Todos os itens acima explicam uma interconexão mais profunda. A reunião Putin-Raisi precede em duas semanas a reunião Putin-Xi no início dos Jogos Olímpicos de Inverno em Pequim – quando se espera que eles levem a parceria estratégica Rússia-China para o próximo nível.

Uma nova ordem liderada pela Eurásia abrangendo a grande maioria da população mundial é um trabalho em rápido progresso. A China usando a Eurásia como o palco maior para atualizar seu papel global, em paralelo à interação sino-russa-iraniana em rápida evolução, traz implicações maiores vitais para os guardiões ocidentais da ‘ordem baseada em regras’ imperial.

A desocidentalização da globalização, do ponto de vista chinês, envolve uma terminologia completamente nova (“comunidade de destino compartilhado”). E dificilmente há exemplos mais flagrantes de “destino compartilhado” do que sua interconexão mais profunda com a Rússia e o Irã.

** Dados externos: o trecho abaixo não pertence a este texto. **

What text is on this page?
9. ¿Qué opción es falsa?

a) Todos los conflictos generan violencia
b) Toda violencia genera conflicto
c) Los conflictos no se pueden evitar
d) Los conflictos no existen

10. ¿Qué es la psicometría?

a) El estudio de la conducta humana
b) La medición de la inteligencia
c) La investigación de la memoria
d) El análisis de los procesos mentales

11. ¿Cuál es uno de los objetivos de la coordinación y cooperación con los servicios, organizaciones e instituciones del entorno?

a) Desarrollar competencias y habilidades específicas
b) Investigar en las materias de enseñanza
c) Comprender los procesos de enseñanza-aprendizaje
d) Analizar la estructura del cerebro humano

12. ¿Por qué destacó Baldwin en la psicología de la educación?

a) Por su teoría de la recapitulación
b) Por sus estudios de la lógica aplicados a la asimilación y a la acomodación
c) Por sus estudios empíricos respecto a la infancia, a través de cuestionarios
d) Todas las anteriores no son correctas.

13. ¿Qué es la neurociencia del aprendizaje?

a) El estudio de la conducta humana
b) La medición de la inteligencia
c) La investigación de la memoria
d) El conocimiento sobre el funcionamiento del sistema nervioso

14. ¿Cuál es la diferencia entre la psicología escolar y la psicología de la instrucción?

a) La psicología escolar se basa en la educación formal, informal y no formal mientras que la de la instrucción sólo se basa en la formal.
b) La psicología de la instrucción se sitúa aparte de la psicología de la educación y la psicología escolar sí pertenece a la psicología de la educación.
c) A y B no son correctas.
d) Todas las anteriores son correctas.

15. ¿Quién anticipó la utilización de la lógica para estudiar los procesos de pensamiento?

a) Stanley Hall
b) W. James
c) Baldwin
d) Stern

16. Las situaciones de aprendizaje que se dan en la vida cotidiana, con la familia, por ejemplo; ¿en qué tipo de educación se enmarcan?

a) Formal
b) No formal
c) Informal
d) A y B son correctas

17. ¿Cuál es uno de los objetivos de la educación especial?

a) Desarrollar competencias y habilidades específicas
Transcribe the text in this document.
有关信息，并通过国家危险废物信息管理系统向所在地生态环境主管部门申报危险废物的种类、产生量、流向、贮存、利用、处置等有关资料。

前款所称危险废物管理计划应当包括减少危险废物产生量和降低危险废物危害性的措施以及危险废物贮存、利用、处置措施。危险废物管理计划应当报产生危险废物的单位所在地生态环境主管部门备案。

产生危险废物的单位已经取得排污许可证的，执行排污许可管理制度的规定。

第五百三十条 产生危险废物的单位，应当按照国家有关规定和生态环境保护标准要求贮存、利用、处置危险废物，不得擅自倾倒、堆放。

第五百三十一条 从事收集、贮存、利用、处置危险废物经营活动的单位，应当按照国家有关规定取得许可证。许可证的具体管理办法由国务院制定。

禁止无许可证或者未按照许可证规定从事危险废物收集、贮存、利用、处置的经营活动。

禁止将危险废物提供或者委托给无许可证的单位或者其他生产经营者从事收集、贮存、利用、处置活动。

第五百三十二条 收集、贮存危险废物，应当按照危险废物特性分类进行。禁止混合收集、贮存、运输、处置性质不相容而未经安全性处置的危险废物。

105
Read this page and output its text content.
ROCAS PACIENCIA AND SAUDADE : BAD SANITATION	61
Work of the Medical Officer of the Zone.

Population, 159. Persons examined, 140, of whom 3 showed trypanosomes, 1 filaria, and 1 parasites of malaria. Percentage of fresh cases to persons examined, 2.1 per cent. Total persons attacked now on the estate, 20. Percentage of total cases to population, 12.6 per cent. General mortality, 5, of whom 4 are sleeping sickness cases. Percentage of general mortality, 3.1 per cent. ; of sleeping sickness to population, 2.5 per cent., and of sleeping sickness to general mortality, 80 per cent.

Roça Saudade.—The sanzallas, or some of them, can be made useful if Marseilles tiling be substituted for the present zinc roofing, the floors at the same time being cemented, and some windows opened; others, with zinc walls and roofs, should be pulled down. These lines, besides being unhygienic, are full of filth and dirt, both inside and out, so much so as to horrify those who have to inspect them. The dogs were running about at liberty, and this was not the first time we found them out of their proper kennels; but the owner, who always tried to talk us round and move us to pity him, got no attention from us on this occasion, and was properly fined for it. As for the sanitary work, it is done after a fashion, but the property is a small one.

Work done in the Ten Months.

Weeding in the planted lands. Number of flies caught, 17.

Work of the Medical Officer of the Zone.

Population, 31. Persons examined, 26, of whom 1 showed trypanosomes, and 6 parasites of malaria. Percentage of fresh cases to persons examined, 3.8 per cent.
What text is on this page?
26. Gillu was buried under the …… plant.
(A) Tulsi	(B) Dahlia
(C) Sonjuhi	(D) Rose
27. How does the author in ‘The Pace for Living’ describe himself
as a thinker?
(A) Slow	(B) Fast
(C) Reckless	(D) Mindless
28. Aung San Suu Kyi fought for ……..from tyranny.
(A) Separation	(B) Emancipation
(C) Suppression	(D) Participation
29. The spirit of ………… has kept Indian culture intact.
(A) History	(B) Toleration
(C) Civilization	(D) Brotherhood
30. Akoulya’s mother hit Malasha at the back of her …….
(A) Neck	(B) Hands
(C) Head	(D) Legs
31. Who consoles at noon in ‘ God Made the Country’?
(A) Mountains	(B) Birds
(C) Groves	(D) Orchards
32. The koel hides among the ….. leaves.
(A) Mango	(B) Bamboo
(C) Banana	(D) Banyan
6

Uma das questões geopolíticas cruciais do nosso tempo é como uma hegemonia emergente, supostamente chinesa, se articulará. Se as ações falam mais alto do que as palavras, então a hegemonia chinesa parece solta, maleável e inclusiva, totalmente diferente da variedade americana. Por um lado, diz respeito à maioria absoluta do Sul Global, que será envolvido e terá voz.

O Irão é um dos líderes do Sul Global. A Rússia, profundamente implicada na desocidentalização da governação global, ocupa uma posição única – diplomaticamente, militarmente, como fornecedora de energia – como o canal especial entre o Oriente e o Ocidente: a insubstituível ponte eurasiana e a garantia da estabilidade do Sul Global.

Tudo isso está em jogo agora. Não é à toa que os líderes das três principais potências eurasianas estão a reunir-se e discutir pessoalmente, daqui a poucos dias.

À medida que o eixo atlantista se afoga em sobranceria, arrogância e incompetência, bem-vindo aos contornos do mundo eurasiano pós-ocidental.